At one point, the film jumps back from a late-Eighties Moody Blues show (the horror) to a poetic tableau of the 23-year-old Wilson sitting alone at a walnut studio upright. He starts a lilting one-chord rhythm and tries out a brand new song: “I may not al-ways love you…”—the performance continues just as we see it, in Dano’s room voice, without audio gloss, as he works his way through the subtle twists of a song many now call the greatest ever recorded. In its closing refrain—“God only knows what I’d be with-out you”—the camera picks up another presence in the room, just behind and out-of-focus, and racks to the sofa’s gray-haired, hornrimmed occupant, clinking ice in a whiskey tumbler. Playing Brian’s father, Murry Wilson, Bill Camp is gorgeously understated as an archetypical alcoholic patriarch, Ed Sullivan–meets–J. Edgar Hoover, who needs barely raise an eyebrow to disembowel, and tries to strangle a perfect song in its crib. “It’s not a love song,” he scoffs at his son. “It’s a suicide note.”

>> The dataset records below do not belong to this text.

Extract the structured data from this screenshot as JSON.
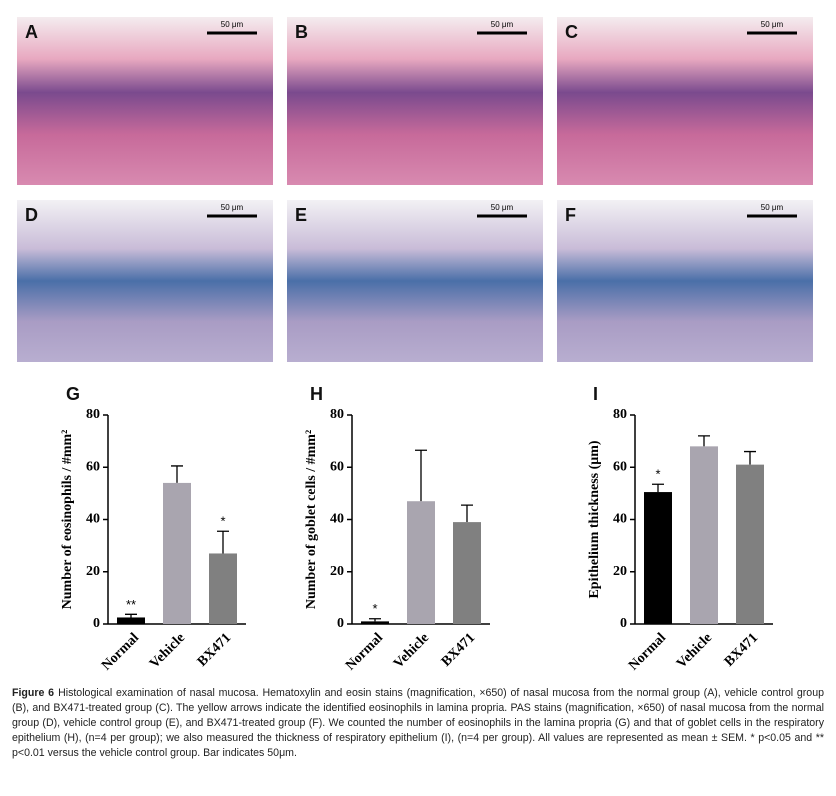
{
  "panels": [
    {
      "label": "A",
      "scale": "50 μm"
    },
    {
      "label": "B",
      "scale": "50 μm"
    },
    {
      "label": "C",
      "scale": "50 μm"
    },
    {
      "label": "D",
      "scale": "50 μm"
    },
    {
      "label": "E",
      "scale": "50 μm"
    },
    {
      "label": "F",
      "scale": "50 μm"
    }
  ],
  "chart_data": [
    {
      "type": "bar",
      "panel_label": "G",
      "ylabel": "Number of eosinophils / #mm²",
      "categories": [
        "Normal",
        "Vehicle",
        "BX471"
      ],
      "values": [
        2.5,
        54,
        27
      ],
      "errors": [
        1.2,
        6.5,
        8.5
      ],
      "significance": [
        "**",
        null,
        "*"
      ],
      "colors": [
        "#000000",
        "#a9a5af",
        "#808080"
      ],
      "ylim": [
        0,
        80
      ],
      "yticks": [
        0,
        20,
        40,
        60,
        80
      ]
    },
    {
      "type": "bar",
      "panel_label": "H",
      "ylabel": "Number of goblet cells / #mm²",
      "categories": [
        "Normal",
        "Vehicle",
        "BX471"
      ],
      "values": [
        1,
        47,
        39
      ],
      "errors": [
        1,
        19.5,
        6.5
      ],
      "significance": [
        "*",
        null,
        null
      ],
      "colors": [
        "#000000",
        "#a9a5af",
        "#808080"
      ],
      "ylim": [
        0,
        80
      ],
      "yticks": [
        0,
        20,
        40,
        60,
        80
      ]
    },
    {
      "type": "bar",
      "panel_label": "I",
      "ylabel": "Epithelium thickness (μm)",
      "categories": [
        "Normal",
        "Vehicle",
        "BX471"
      ],
      "values": [
        50.5,
        68,
        61
      ],
      "errors": [
        3,
        4,
        5
      ],
      "significance": [
        "*",
        null,
        null
      ],
      "colors": [
        "#000000",
        "#a9a5af",
        "#808080"
      ],
      "ylim": [
        0,
        80
      ],
      "yticks": [
        0,
        20,
        40,
        60,
        80
      ]
    }
  ],
  "caption": {
    "label": "Figure 6",
    "text": "Histological examination of nasal mucosa. Hematoxylin and eosin stains (magnification, ×650) of nasal mucosa from the normal group (A), vehicle control group (B), and BX471-treated group (C). The yellow arrows indicate the identified eosinophils in lamina propria. PAS stains (magnification, ×650) of nasal mucosa from the normal group (D), vehicle control group (E), and BX471-treated group (F). We counted the number of eosinophils in the lamina propria (G) and that of goblet cells in the respiratory epithelium (H), (n=4 per group); we also measured the thickness of respiratory epithelium (I), (n=4 per group). All values are represented as mean ± SEM. * p<0.05 and ** p<0.01 versus the vehicle control group. Bar indicates 50μm."
  }
}
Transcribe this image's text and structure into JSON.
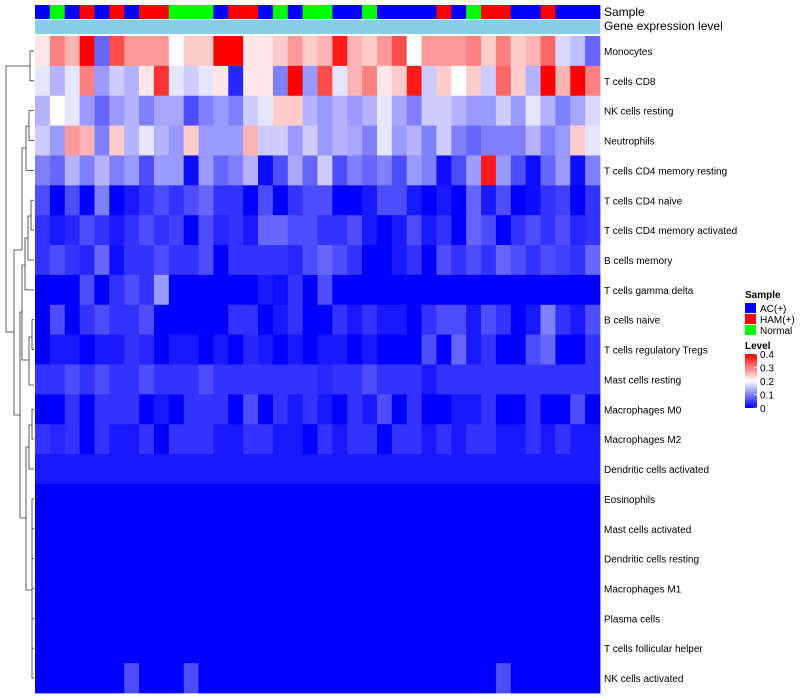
{
  "chart_data": {
    "type": "heatmap",
    "annotation_labels": {
      "sample": "Sample",
      "gene": "Gene expression level"
    },
    "sample_groups": [
      "AC(+)",
      "Normal",
      "AC(+)",
      "HAM(+)",
      "AC(+)",
      "HAM(+)",
      "AC(+)",
      "HAM(+)",
      "HAM(+)",
      "Normal",
      "Normal",
      "Normal",
      "AC(+)",
      "HAM(+)",
      "HAM(+)",
      "AC(+)",
      "Normal",
      "AC(+)",
      "Normal",
      "Normal",
      "AC(+)",
      "AC(+)",
      "Normal",
      "AC(+)",
      "AC(+)",
      "AC(+)",
      "AC(+)",
      "HAM(+)",
      "AC(+)",
      "Normal",
      "HAM(+)",
      "HAM(+)",
      "AC(+)",
      "AC(+)",
      "HAM(+)",
      "AC(+)",
      "AC(+)",
      "AC(+)"
    ],
    "rows": [
      "Monocytes",
      "T cells CD8",
      "NK cells resting",
      "Neutrophils",
      "T cells CD4 memory resting",
      "T cells CD4 naive",
      "T cells CD4 memory activated",
      "B cells memory",
      "T cells gamma delta",
      "B cells naive",
      "T cells regulatory  Tregs",
      "Mast cells resting",
      "Macrophages M0",
      "Macrophages M2",
      "Dendritic cells activated",
      "Eosinophils",
      "Mast cells activated",
      "Dendritic cells resting",
      "Macrophages M1",
      "Plasma cells",
      "T cells follicular helper",
      "NK cells activated"
    ],
    "values": [
      [
        0.22,
        0.3,
        0.26,
        0.4,
        0.08,
        0.34,
        0.28,
        0.28,
        0.28,
        0.2,
        0.24,
        0.24,
        0.4,
        0.4,
        0.22,
        0.22,
        0.24,
        0.28,
        0.24,
        0.26,
        0.38,
        0.26,
        0.24,
        0.28,
        0.34,
        0.2,
        0.28,
        0.28,
        0.28,
        0.3,
        0.24,
        0.3,
        0.24,
        0.26,
        0.32,
        0.17,
        0.15,
        0.08
      ],
      [
        0.18,
        0.14,
        0.18,
        0.3,
        0.12,
        0.16,
        0.14,
        0.22,
        0.36,
        0.18,
        0.16,
        0.18,
        0.22,
        0.03,
        0.22,
        0.22,
        0.1,
        0.4,
        0.12,
        0.34,
        0.18,
        0.26,
        0.3,
        0.22,
        0.24,
        0.38,
        0.16,
        0.24,
        0.2,
        0.24,
        0.16,
        0.32,
        0.24,
        0.14,
        0.4,
        0.26,
        0.4,
        0.3
      ],
      [
        0.14,
        0.2,
        0.18,
        0.12,
        0.08,
        0.12,
        0.14,
        0.1,
        0.13,
        0.13,
        0.06,
        0.1,
        0.12,
        0.1,
        0.16,
        0.18,
        0.24,
        0.24,
        0.14,
        0.12,
        0.14,
        0.12,
        0.14,
        0.18,
        0.13,
        0.1,
        0.16,
        0.16,
        0.14,
        0.12,
        0.12,
        0.16,
        0.12,
        0.18,
        0.14,
        0.1,
        0.13,
        0.17
      ],
      [
        0.16,
        0.12,
        0.28,
        0.26,
        0.1,
        0.24,
        0.14,
        0.18,
        0.14,
        0.12,
        0.24,
        0.12,
        0.12,
        0.12,
        0.26,
        0.16,
        0.16,
        0.12,
        0.16,
        0.12,
        0.14,
        0.13,
        0.1,
        0.18,
        0.12,
        0.14,
        0.1,
        0.16,
        0.1,
        0.08,
        0.1,
        0.1,
        0.1,
        0.14,
        0.1,
        0.12,
        0.24,
        0.18
      ],
      [
        0.1,
        0.08,
        0.14,
        0.1,
        0.14,
        0.1,
        0.12,
        0.06,
        0.12,
        0.12,
        0.01,
        0.12,
        0.08,
        0.1,
        0.14,
        0.01,
        0.06,
        0.13,
        0.08,
        0.16,
        0.06,
        0.1,
        0.08,
        0.1,
        0.06,
        0.12,
        0.1,
        0.01,
        0.06,
        0.12,
        0.38,
        0.12,
        0.06,
        0.01,
        0.08,
        0.12,
        0.01,
        0.1
      ],
      [
        0.06,
        0.0,
        0.06,
        0.0,
        0.1,
        0.0,
        0.02,
        0.04,
        0.06,
        0.04,
        0.06,
        0.08,
        0.04,
        0.04,
        0.0,
        0.06,
        0.0,
        0.04,
        0.06,
        0.06,
        0.0,
        0.0,
        0.02,
        0.06,
        0.06,
        0.02,
        0.0,
        0.02,
        0.0,
        0.08,
        0.02,
        0.06,
        0.0,
        0.01,
        0.04,
        0.05,
        0.0,
        0.04
      ],
      [
        0.04,
        0.02,
        0.03,
        0.06,
        0.04,
        0.02,
        0.04,
        0.06,
        0.04,
        0.05,
        0.0,
        0.06,
        0.03,
        0.04,
        0.02,
        0.08,
        0.08,
        0.06,
        0.06,
        0.04,
        0.04,
        0.06,
        0.02,
        0.0,
        0.02,
        0.06,
        0.02,
        0.04,
        0.0,
        0.08,
        0.06,
        0.0,
        0.04,
        0.06,
        0.04,
        0.06,
        0.03,
        0.04
      ],
      [
        0.04,
        0.06,
        0.04,
        0.03,
        0.08,
        0.01,
        0.04,
        0.04,
        0.06,
        0.04,
        0.04,
        0.06,
        0.0,
        0.04,
        0.04,
        0.04,
        0.04,
        0.03,
        0.06,
        0.08,
        0.06,
        0.04,
        0.0,
        0.0,
        0.02,
        0.04,
        0.0,
        0.06,
        0.04,
        0.06,
        0.04,
        0.08,
        0.06,
        0.04,
        0.06,
        0.05,
        0.04,
        0.08
      ],
      [
        0.0,
        0.0,
        0.0,
        0.06,
        0.0,
        0.04,
        0.06,
        0.04,
        0.12,
        0.0,
        0.0,
        0.0,
        0.0,
        0.0,
        0.0,
        0.02,
        0.01,
        0.04,
        0.0,
        0.06,
        0.0,
        0.0,
        0.0,
        0.0,
        0.0,
        0.0,
        0.0,
        0.0,
        0.0,
        0.0,
        0.0,
        0.0,
        0.0,
        0.0,
        0.0,
        0.0,
        0.0,
        0.0
      ],
      [
        0.0,
        0.06,
        0.0,
        0.04,
        0.06,
        0.04,
        0.04,
        0.06,
        0.0,
        0.0,
        0.0,
        0.0,
        0.0,
        0.04,
        0.04,
        0.0,
        0.02,
        0.04,
        0.0,
        0.0,
        0.04,
        0.02,
        0.04,
        0.02,
        0.02,
        0.0,
        0.04,
        0.06,
        0.06,
        0.02,
        0.06,
        0.04,
        0.0,
        0.02,
        0.1,
        0.04,
        0.02,
        0.06
      ],
      [
        0.0,
        0.02,
        0.02,
        0.0,
        0.02,
        0.02,
        0.04,
        0.03,
        0.0,
        0.02,
        0.02,
        0.0,
        0.02,
        0.0,
        0.03,
        0.02,
        0.0,
        0.02,
        0.0,
        0.02,
        0.02,
        0.0,
        0.02,
        0.0,
        0.0,
        0.0,
        0.06,
        0.0,
        0.08,
        0.02,
        0.04,
        0.0,
        0.0,
        0.06,
        0.08,
        0.0,
        0.0,
        0.04
      ],
      [
        0.04,
        0.04,
        0.06,
        0.04,
        0.06,
        0.04,
        0.04,
        0.06,
        0.04,
        0.04,
        0.04,
        0.06,
        0.04,
        0.04,
        0.04,
        0.04,
        0.04,
        0.04,
        0.04,
        0.03,
        0.04,
        0.04,
        0.06,
        0.04,
        0.04,
        0.04,
        0.02,
        0.04,
        0.04,
        0.04,
        0.04,
        0.04,
        0.04,
        0.04,
        0.04,
        0.04,
        0.04,
        0.04
      ],
      [
        0.0,
        0.0,
        0.04,
        0.0,
        0.04,
        0.04,
        0.04,
        0.0,
        0.02,
        0.0,
        0.04,
        0.04,
        0.04,
        0.0,
        0.06,
        0.0,
        0.04,
        0.02,
        0.04,
        0.02,
        0.0,
        0.04,
        0.02,
        0.06,
        0.0,
        0.04,
        0.0,
        0.0,
        0.02,
        0.02,
        0.04,
        0.0,
        0.0,
        0.04,
        0.0,
        0.0,
        0.06,
        0.0
      ],
      [
        0.04,
        0.03,
        0.04,
        0.0,
        0.04,
        0.02,
        0.02,
        0.04,
        0.0,
        0.04,
        0.04,
        0.04,
        0.02,
        0.02,
        0.04,
        0.04,
        0.02,
        0.02,
        0.0,
        0.04,
        0.02,
        0.04,
        0.04,
        0.0,
        0.04,
        0.04,
        0.02,
        0.04,
        0.02,
        0.04,
        0.04,
        0.02,
        0.02,
        0.04,
        0.02,
        0.04,
        0.02,
        0.02
      ],
      [
        0.02,
        0.02,
        0.02,
        0.02,
        0.02,
        0.02,
        0.02,
        0.02,
        0.02,
        0.02,
        0.02,
        0.02,
        0.02,
        0.02,
        0.02,
        0.02,
        0.02,
        0.02,
        0.02,
        0.02,
        0.02,
        0.02,
        0.02,
        0.02,
        0.02,
        0.02,
        0.02,
        0.02,
        0.02,
        0.02,
        0.02,
        0.02,
        0.02,
        0.02,
        0.02,
        0.02,
        0.02,
        0.02
      ],
      [
        0,
        0,
        0,
        0,
        0,
        0,
        0,
        0,
        0,
        0,
        0,
        0,
        0,
        0,
        0,
        0,
        0,
        0,
        0,
        0,
        0,
        0,
        0,
        0,
        0,
        0,
        0,
        0,
        0,
        0,
        0,
        0,
        0,
        0,
        0,
        0,
        0,
        0
      ],
      [
        0,
        0,
        0,
        0,
        0,
        0,
        0,
        0,
        0,
        0,
        0,
        0,
        0,
        0,
        0,
        0,
        0,
        0,
        0,
        0,
        0,
        0,
        0,
        0,
        0,
        0,
        0,
        0,
        0,
        0,
        0,
        0,
        0,
        0,
        0,
        0,
        0,
        0
      ],
      [
        0,
        0,
        0,
        0,
        0,
        0,
        0,
        0,
        0,
        0,
        0,
        0,
        0,
        0,
        0,
        0,
        0,
        0,
        0,
        0,
        0,
        0,
        0,
        0,
        0,
        0,
        0,
        0,
        0,
        0,
        0,
        0,
        0,
        0,
        0,
        0,
        0,
        0
      ],
      [
        0,
        0,
        0,
        0,
        0,
        0,
        0,
        0,
        0,
        0,
        0,
        0,
        0,
        0,
        0,
        0,
        0,
        0,
        0,
        0,
        0,
        0,
        0,
        0,
        0,
        0,
        0,
        0,
        0,
        0,
        0,
        0,
        0,
        0,
        0,
        0,
        0,
        0
      ],
      [
        0,
        0,
        0,
        0,
        0,
        0,
        0,
        0,
        0,
        0,
        0,
        0,
        0,
        0,
        0,
        0,
        0,
        0,
        0,
        0,
        0,
        0,
        0,
        0,
        0,
        0,
        0,
        0,
        0,
        0,
        0,
        0,
        0,
        0,
        0,
        0,
        0,
        0
      ],
      [
        0,
        0,
        0,
        0,
        0,
        0,
        0,
        0,
        0,
        0,
        0,
        0,
        0,
        0,
        0,
        0,
        0,
        0,
        0,
        0,
        0,
        0,
        0,
        0,
        0,
        0,
        0,
        0,
        0,
        0,
        0,
        0,
        0,
        0,
        0,
        0,
        0,
        0
      ],
      [
        0,
        0,
        0,
        0,
        0,
        0,
        0.06,
        0,
        0,
        0,
        0.06,
        0,
        0,
        0,
        0,
        0,
        0,
        0,
        0,
        0,
        0,
        0,
        0,
        0,
        0,
        0,
        0,
        0,
        0,
        0,
        0,
        0.06,
        0,
        0,
        0,
        0,
        0,
        0
      ]
    ],
    "color_scale": {
      "min": 0,
      "max": 0.4,
      "low": "#0000ff",
      "mid": "#ffffff",
      "high": "#ff0000",
      "midpoint": 0.2
    },
    "legend": {
      "sample_title": "Sample",
      "sample_entries": [
        {
          "label": "AC(+)",
          "color": "#0000ff"
        },
        {
          "label": "HAM(+)",
          "color": "#ff0000"
        },
        {
          "label": "Normal",
          "color": "#00ff00"
        }
      ],
      "level_title": "Level",
      "level_ticks": [
        "0.4",
        "0.3",
        "0.2",
        "0.1",
        "0"
      ],
      "level_tick_values": [
        0.4,
        0.3,
        0.2,
        0.1,
        0
      ],
      "placement": "right"
    },
    "gene_bar_color": "#87ceeb"
  }
}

It’s hard to imagine a fuller incarnation of this music’s ethereal sadness than what’s delivered in that scene. But as with most biopics of icons, history stacks the deck against sustained dramatic tension. Moments later, Wilson is in East-West Studios, wending bobby pins into a soundboard to create the tinkly piano sound of “God Only Knows.” A French horn player, vibraphonist, sleigh-bells player, and other dramatis personae take their places and the work before us blooms, the voices only audible as crystal choirs inside Wilson’s head, singing wordlessly behind his closed eyes as he lies on his back, as if in state. When Pohlad takes his most deliberate turn to psychedelia, near the end, using Kubrick’s 2001 ages-of-man perspective shifts to integrate his two Wilsons, the music is there to meet him: beatific, baroque, nostalgic, avant-garde, of both Eisenhower’s America and Manson’s. It may be too much to ask any film to remain in this world throughout. But this one transcends itself when it dares try.